Best wishes to Tim for a speedy recovery. One of sj greats.

Ive gave my opinion on the Ellen story, on the appropriate thread.
Shes a young girl with a whole lot to learn about life imo.
		
Click to expand...


----------



## MurphysMinder (30 October 2011)

Report on Tim in our local paper, sounds like he is doing okay and good to see he still has a smile on his face.

http://www.shropshirestar.com/news/2011/10/29/showjumper-recovering-after-breaking-neck-in-fall/


----------



## onceuponatime (30 October 2011)

Firstly, all the best Tim for a full and speedy recovery!

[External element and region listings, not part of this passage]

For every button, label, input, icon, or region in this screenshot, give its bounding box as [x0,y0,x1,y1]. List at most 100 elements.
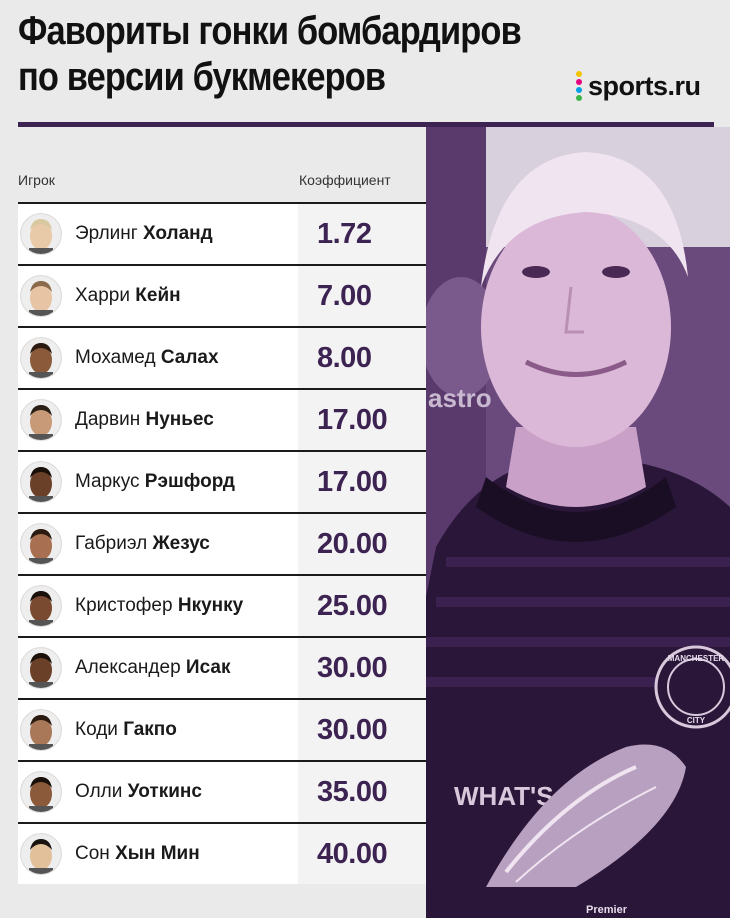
player-cell: Александер Исак [18,638,296,698]
player-last-name: Нуньес [145,409,214,430]
player-last-name: Хын Мин [115,843,200,864]
player-last-name: Салах [160,347,219,368]
odds-cell: 8.00 [298,328,426,388]
table-row: Сон Хын Мин 40.00 [18,822,426,884]
player-first-name: Эрлинг [75,223,138,244]
player-name: Олли Уоткинс [75,781,202,803]
player-avatar-icon [20,523,62,565]
player-avatar-icon [20,337,62,379]
table-row: Коди Гакпо 30.00 [18,698,426,760]
table-row: Олли Уоткинс 35.00 [18,760,426,822]
player-avatar-icon [20,771,62,813]
odds-cell: 30.00 [298,700,426,760]
svg-text:MANCHESTER: MANCHESTER [668,654,725,663]
player-name: Коди Гакпо [75,719,177,741]
table-row: Александер Исак 30.00 [18,636,426,698]
odds-cell: 17.00 [298,452,426,512]
odds-value: 30.00 [317,713,388,746]
player-first-name: Олли [75,781,123,802]
odds-value: 35.00 [317,775,388,808]
odds-cell: 25.00 [298,576,426,636]
odds-value: 40.00 [317,837,388,870]
player-first-name: Мохамед [75,347,156,368]
player-avatar-icon [20,399,62,441]
player-name: Сон Хын Мин [75,843,200,865]
table-row: Габриэл Жезус 20.00 [18,512,426,574]
player-cell: Дарвин Нуньес [18,390,296,450]
title-line-1: Фавориты гонки бомбардиров [18,9,522,53]
header-divider [18,122,714,127]
odds-cell: 1.72 [298,204,426,264]
odds-value: 7.00 [317,279,372,312]
odds-cell: 30.00 [298,638,426,698]
player-photo: astro MANCHESTER CITY WHAT'S Premier [426,127,730,918]
player-avatar-icon [20,213,62,255]
odds-cell: 7.00 [298,266,426,326]
odds-value: 17.00 [317,403,388,436]
svg-text:astro: astro [428,383,492,413]
table-row: Эрлинг Холанд 1.72 [18,202,426,264]
odds-cell: 20.00 [298,514,426,574]
player-cell: Габриэл Жезус [18,514,296,574]
player-name: Дарвин Нуньес [75,409,214,431]
player-name: Габриэл Жезус [75,533,210,555]
player-cell: Олли Уоткинс [18,762,296,822]
odds-value: 20.00 [317,527,388,560]
player-first-name: Кристофер [75,595,173,616]
player-name: Мохамед Салах [75,347,219,369]
player-avatar-icon [20,647,62,689]
column-header-player: Игрок [18,172,55,188]
page-title: Фавориты гонки бомбардиров по версии бук… [18,8,522,100]
player-name: Харри Кейн [75,285,181,307]
player-cell: Харри Кейн [18,266,296,326]
sports-ru-logo[interactable]: sports.ru [575,68,701,104]
odds-value: 30.00 [317,651,388,684]
table-row: Дарвин Нуньес 17.00 [18,388,426,450]
player-cell: Маркус Рэшфорд [18,452,296,512]
player-first-name: Коди [75,719,118,740]
player-avatar-icon [20,275,62,317]
player-first-name: Дарвин [75,409,141,430]
player-first-name: Маркус [75,471,140,492]
table-row: Харри Кейн 7.00 [18,264,426,326]
player-cell: Кристофер Нкунку [18,576,296,636]
odds-cell: 40.00 [298,824,426,884]
player-last-name: Исак [185,657,231,678]
table-row: Мохамед Салах 8.00 [18,326,426,388]
odds-cell: 17.00 [298,390,426,450]
table-row: Маркус Рэшфорд 17.00 [18,450,426,512]
player-name: Кристофер Нкунку [75,595,243,617]
player-last-name: Гакпо [123,719,177,740]
player-first-name: Сон [75,843,110,864]
odds-table: Эрлинг Холанд 1.72 Харри Кейн 7.00 Мохамед С… [18,202,426,884]
svg-text:CITY: CITY [687,716,706,725]
player-name: Эрлинг Холанд [75,223,213,245]
table-row: Кристофер Нкунку 25.00 [18,574,426,636]
player-last-name: Уоткинс [127,781,202,802]
player-cell: Коди Гакпо [18,700,296,760]
svg-text:Premier: Premier [586,904,628,916]
player-first-name: Александер [75,657,181,678]
svg-text:WHAT'S: WHAT'S [454,781,554,811]
player-cell: Эрлинг Холанд [18,204,296,264]
column-header-odds: Коэффициент [299,172,391,188]
odds-value: 1.72 [317,217,372,250]
odds-value: 25.00 [317,589,388,622]
player-name: Маркус Рэшфорд [75,471,235,493]
player-cell: Мохамед Салах [18,328,296,388]
player-avatar-icon [20,461,62,503]
odds-value: 17.00 [317,465,388,498]
player-cell: Сон Хын Мин [18,824,296,884]
player-avatar-icon [20,585,62,627]
odds-cell: 35.00 [298,762,426,822]
player-name: Александер Исак [75,657,230,679]
player-first-name: Габриэл [75,533,148,554]
player-last-name: Кейн [135,285,181,306]
player-avatar-icon [20,709,62,751]
odds-value: 8.00 [317,341,372,374]
title-line-2: по версии букмекеров [18,55,386,99]
player-last-name: Жезус [152,533,210,554]
player-avatar-icon [20,833,62,875]
player-last-name: Нкунку [177,595,244,616]
player-first-name: Харри [75,285,130,306]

Re Ellen.  Ladyt25 you seem to have missed the point - from your thread it sounds as if Ellen drove the day after a night out.   She didn't.  She left a ball, got into her car after consuming alcohol and drove.  She was caught.  As echoed on this forum at least she din't mame or kill anyone.  This was not a case of drinking the day after a night out it was 'I will take a chance and hope I don't get caught.'  Yes, I am sure many on this forum have done the same thing and got away with it.  Others have been caught but never brought to our attention.  The fact that Ellen is a Whitaker and is in the 'public eye' as far as our sport goes has caused this huge debate.  The long and the short of it as we all know is DON'T DRINK AND DRIVE!

Anyone who drives knows the law regarding drink driving and everyone knows the amount they are drinking when they are out and are fully aware of whether they are fit to drive or not.  Excuses of any kind in this case are pathetic.  All too often we hear of those who have lost loved ones because of an irresponsible drunk driver.  Those people serve a life sentance - the driver a years ban and few points on their licence - the rest of their life to live as they wish and probably re-offend at some stage!

I am sure this will not affect Ellen in anyway apart from perhaps the embarrassment of the public humiliation (if that!) - todays newpaper - tomorrows chip wrapper!


----------



## Ellies_mum2 (4 November 2011)

Just found an article online from the Independent about Tim's fall which gives a lot more detail about what went wrong


http://www.independent.co.uk/sport/...ll-expect-to-compete-in-olympics-6256828.html





Suspect it has been embellished for effect mind


----------



## applecart14 (4 November 2011)

Ellies_mum2 said:



			Just found an article online from the Independent about Tim's fall which gives a lot more detail about what went wrong


http://www.independent.co.uk/sport/...ll-expect-to-compete-in-olympics-6256828.html


Suspect it has been embellished for effect mind 

Click to expand...

Very interesting article, just goes to show the strong will and dedication of someone so professional and so 'into' what they do.  I hope he will be ok for the olympics and wish him well.

I met Tim at Solihull Riding Club where my partner works. He knew that I thought he was a brilliant rider (my 2nd fav after Robert Smith) and so the one day when Tim hired the arena he took me with him when he popped in to check everything was alright with the hire facilities (he does this quite often as he's so dedicated to his job).  He introduced me to Tim who promptly asked me how I was.  Tim was rushing around putting some fences up in the arena whilst his groom was unloading one of the horses from his lorry.  I was a little embarrassed to be honest and didn't really know what to say (pathetic I know) so I helped him put some of the jumps up instead of chatting which helped break the silence a little!  I think if it had of been Robert Smith I'd have met I would have fainted!! Ha ha.

We get quite a lot of the 'bigger' riders come to SRC for the premier shows and I love watching them compete.  But my biggest thrill is watching them in the warm up and I love the way Tim's groom always wipes the bottoms of his boots - apparently he lost a big class once as he lost his stirrups as his boots were slippy.

Get well soon Tim xxxxxxxxxxx


----------